Radiation Oncology, Provincial Prostate Brachytherapy Program, Vancouver Cancer Centre, British Columbia Cancer Agency, Vancouver, British Columbia, Canada.
Int J Radiat Oncol Biol Phys. 2013 Aug 1;86(5):829-34. doi: 10.1016/j.ijrobp.2013.04.011. Epub 2013 May 18.
To explore whether DNA ploidy of prostate cancer cells determined from archived transrectal ultrasound-guided biopsy specimens correlates with disease-free survival.
Forty-seven failures and 47 controls were selected from 1006 consecutive low- and intermediate-risk patients treated with prostate (125)I brachytherapy (July 1998-October 2003). Median follow-up was 7.5 years. Ten-year actuarial disease-free survival was 94.1%. Controls were matched using age, initial prostate-specific antigen level, clinical stage, Gleason score, use of hormone therapy, and follow-up (all P nonsignificant). Seventy-eight specimens were successfully processed; 27 control and 20 failure specimens contained more than 100 tumor cells were used for the final analysis. The Feulgen-Thionin stained cytology samples from archived paraffin blocks were used to determine the DNA ploidy of each tumor by measuring integrated optical densities.
The samples were divided into diploid and aneuploid tumors. Aneuploid tumors were found in 16 of 20 of the failures (80%) and 8 of 27 controls (30%). Diploid DNA patients had a significantly lower rate of disease recurrence (P=.0086) (hazard ratio [HR] 0.256). On multivariable analysis, patients with aneuploid tumors had a higher prostate-specific antigen failure rate (HR 5.13). Additionally, those with "excellent" dosimetry (V100 >90%; D90 >144 Gy) had a significantly lower recurrence rate (HR 0.25). All patients with aneuploid tumors and dosimetry classified as "nonexcellent" (V100 <90%; D90 <144 Gy) (5 of 5) had disease recurrence, compared with 40% of patients with aneuploid tumors and "excellent" dosimetry (8 of 15). In contrast, dosimetry did not affect the outcome for diploid patients.

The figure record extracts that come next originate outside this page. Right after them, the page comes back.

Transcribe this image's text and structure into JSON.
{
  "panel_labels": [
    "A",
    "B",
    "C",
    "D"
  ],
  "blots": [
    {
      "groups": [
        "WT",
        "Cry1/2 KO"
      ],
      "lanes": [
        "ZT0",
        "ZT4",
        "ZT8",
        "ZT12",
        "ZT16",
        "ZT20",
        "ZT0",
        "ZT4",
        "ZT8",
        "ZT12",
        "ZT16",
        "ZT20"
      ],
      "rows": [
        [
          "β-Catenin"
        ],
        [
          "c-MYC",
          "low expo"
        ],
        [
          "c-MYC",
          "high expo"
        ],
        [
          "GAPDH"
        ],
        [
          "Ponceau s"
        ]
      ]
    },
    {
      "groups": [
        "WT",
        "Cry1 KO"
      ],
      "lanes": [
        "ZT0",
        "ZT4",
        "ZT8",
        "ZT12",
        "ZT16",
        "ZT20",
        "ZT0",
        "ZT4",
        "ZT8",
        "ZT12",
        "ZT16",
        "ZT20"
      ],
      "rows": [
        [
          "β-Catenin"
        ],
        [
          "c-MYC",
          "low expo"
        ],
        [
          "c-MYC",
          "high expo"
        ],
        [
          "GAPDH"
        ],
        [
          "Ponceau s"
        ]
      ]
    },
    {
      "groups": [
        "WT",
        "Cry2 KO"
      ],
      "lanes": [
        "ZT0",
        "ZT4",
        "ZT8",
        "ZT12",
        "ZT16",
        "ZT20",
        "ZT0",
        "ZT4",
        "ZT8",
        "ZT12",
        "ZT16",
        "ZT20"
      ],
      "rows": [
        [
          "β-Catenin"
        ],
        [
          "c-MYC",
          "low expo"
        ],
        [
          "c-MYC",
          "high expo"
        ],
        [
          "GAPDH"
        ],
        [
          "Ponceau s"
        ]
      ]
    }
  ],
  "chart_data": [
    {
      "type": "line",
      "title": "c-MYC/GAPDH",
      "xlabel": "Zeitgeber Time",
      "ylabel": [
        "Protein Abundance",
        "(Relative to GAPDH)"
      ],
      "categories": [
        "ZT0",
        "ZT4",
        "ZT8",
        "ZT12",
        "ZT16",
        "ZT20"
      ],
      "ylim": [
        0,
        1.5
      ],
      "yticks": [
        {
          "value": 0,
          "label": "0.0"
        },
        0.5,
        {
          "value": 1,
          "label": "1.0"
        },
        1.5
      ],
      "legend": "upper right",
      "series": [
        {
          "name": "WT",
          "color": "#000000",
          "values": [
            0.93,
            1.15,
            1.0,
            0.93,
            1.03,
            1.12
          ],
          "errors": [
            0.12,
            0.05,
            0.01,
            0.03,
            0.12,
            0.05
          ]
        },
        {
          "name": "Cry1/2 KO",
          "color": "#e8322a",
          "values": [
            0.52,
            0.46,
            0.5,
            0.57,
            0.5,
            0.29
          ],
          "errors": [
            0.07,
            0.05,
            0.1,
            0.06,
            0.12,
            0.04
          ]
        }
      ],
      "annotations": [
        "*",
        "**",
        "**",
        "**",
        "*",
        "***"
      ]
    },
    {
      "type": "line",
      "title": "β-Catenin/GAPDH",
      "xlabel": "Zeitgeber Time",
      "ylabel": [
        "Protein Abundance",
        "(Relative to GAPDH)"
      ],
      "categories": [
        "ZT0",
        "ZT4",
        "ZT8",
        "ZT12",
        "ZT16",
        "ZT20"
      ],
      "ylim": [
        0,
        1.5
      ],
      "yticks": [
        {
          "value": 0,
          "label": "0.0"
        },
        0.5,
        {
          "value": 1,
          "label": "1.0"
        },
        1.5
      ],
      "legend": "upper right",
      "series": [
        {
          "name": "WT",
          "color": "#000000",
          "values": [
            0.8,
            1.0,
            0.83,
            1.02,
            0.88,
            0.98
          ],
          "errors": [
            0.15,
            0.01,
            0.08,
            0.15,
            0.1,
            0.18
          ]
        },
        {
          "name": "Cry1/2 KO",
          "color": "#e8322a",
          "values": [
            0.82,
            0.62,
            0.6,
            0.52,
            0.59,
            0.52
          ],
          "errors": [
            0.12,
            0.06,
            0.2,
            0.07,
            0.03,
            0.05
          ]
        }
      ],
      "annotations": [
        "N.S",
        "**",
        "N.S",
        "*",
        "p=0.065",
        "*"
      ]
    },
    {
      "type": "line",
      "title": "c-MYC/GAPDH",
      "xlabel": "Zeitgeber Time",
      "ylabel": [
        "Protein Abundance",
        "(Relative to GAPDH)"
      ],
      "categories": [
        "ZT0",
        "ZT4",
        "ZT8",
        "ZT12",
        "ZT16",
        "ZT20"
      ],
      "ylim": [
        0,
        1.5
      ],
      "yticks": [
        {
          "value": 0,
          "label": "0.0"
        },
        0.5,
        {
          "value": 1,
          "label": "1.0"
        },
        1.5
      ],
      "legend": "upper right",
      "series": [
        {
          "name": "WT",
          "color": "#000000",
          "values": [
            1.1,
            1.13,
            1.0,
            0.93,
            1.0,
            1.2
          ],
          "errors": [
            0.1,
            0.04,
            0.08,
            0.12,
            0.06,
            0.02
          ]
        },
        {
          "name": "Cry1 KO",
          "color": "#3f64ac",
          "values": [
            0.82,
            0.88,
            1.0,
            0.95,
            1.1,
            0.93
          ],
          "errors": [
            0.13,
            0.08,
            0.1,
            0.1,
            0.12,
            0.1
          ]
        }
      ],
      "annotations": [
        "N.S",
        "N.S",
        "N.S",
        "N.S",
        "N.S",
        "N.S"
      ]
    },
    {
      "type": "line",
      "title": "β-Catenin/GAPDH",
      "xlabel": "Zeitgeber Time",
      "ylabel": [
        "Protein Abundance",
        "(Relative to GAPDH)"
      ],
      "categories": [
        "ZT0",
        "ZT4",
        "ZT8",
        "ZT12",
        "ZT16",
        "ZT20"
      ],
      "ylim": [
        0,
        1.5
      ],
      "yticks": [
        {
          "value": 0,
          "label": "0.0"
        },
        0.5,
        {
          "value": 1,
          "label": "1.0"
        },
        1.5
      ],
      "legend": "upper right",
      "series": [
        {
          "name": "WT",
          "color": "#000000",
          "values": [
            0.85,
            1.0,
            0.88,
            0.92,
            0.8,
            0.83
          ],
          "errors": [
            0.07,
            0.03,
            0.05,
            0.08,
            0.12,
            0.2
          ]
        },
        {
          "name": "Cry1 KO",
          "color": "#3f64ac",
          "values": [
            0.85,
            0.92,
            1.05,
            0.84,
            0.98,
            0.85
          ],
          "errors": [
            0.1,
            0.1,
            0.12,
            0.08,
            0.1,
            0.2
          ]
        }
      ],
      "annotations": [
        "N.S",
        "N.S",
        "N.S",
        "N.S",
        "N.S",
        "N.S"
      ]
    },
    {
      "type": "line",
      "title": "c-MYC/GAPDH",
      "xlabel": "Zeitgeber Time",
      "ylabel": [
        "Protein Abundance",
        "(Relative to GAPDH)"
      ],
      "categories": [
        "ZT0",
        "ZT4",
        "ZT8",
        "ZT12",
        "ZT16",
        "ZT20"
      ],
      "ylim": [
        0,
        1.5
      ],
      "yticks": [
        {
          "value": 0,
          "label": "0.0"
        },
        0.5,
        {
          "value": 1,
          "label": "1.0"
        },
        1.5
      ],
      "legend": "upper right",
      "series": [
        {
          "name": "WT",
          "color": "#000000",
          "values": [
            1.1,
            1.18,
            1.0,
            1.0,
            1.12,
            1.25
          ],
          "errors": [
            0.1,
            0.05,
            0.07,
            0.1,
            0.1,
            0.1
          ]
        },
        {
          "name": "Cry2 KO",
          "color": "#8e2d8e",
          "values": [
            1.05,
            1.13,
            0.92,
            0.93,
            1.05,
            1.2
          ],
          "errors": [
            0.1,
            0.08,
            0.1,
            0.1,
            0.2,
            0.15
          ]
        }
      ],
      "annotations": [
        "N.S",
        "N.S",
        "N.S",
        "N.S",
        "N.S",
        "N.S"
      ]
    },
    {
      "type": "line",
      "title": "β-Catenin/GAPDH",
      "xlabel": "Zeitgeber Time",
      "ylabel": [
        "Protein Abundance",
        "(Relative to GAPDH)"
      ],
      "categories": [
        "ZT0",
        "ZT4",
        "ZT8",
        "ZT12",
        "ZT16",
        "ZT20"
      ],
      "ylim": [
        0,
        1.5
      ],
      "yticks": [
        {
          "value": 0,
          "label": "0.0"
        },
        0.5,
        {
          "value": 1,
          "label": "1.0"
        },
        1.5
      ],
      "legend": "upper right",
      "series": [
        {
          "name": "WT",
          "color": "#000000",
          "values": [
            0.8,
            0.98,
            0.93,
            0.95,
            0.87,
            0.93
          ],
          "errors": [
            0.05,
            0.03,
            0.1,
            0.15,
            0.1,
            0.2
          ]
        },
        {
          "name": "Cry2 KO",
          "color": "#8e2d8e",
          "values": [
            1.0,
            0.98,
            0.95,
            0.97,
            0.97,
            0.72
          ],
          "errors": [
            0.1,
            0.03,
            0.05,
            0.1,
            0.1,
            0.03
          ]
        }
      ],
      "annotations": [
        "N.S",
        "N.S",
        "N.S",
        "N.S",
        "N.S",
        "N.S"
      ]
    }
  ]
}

Using core biopsy material from archived paraffin blocks, DNA ploidy correctly classified the majority of failures and nonfailures in this study. The results suggest that DNA ploidy can be used as a useful marker for aggressiveness of localized prostate cancer. A larger study will be necessary to further confirm our hypothesis.
探讨经直肠超声引导前列腺穿刺活检标本中前列腺癌细胞的 DNA 倍性是否与无病生存率相关。
从 1006 例低危和中危患者(1998 年 7 月至 2003 年 10 月接受前列腺 125I 近距离放疗)中选择 47 例失败和 47 例对照。中位随访时间为 7.5 年。10 年无病生存率为 94.1%。采用年龄、初始前列腺特异性抗原水平、临床分期、Gleason 评分、激素治疗和随访(均 P 非显著性)进行配对。78 例标本成功处理;27 例对照和 20 例失败标本中含有 100 多个肿瘤细胞,用于最终分析。使用 Feulgen-Thionin 染色的存档石蜡块细胞学样本,通过测量积分光密度来确定每个肿瘤的 DNA 倍性。
将样本分为二倍体和非整倍体肿瘤。20 例失败中有 16 例(80%)和 27 例对照中有 8 例(30%)为非整倍体肿瘤。二倍体 DNA 患者的疾病复发率显著较低(P=.0086)(危险比[HR]0.256)。多变量分析显示,非整倍体肿瘤患者前列腺特异性抗原失败率较高(HR5.13)。此外,V100>90%(D90>144Gy)的“优秀”剂量学患者复发率显著较低(HR0.25)。所有非整倍体肿瘤且剂量学分类为“不佳”(V100<90%;D90<144Gy)(5/5)的患者均出现疾病复发,而非整倍体肿瘤且剂量学分类为“优秀”(8/15)的患者复发率为 40%。相反,剂量学对二倍体患者的结果没有影响。
使用存档石蜡块的核心活检材料,DNA 倍性正确分类了本研究中的大多数失败和非失败患者。结果表明,DNA 倍性可用作局部前列腺癌侵袭性的有用标志物。需要进一步的更大规模研究来进一步证实我们的假设。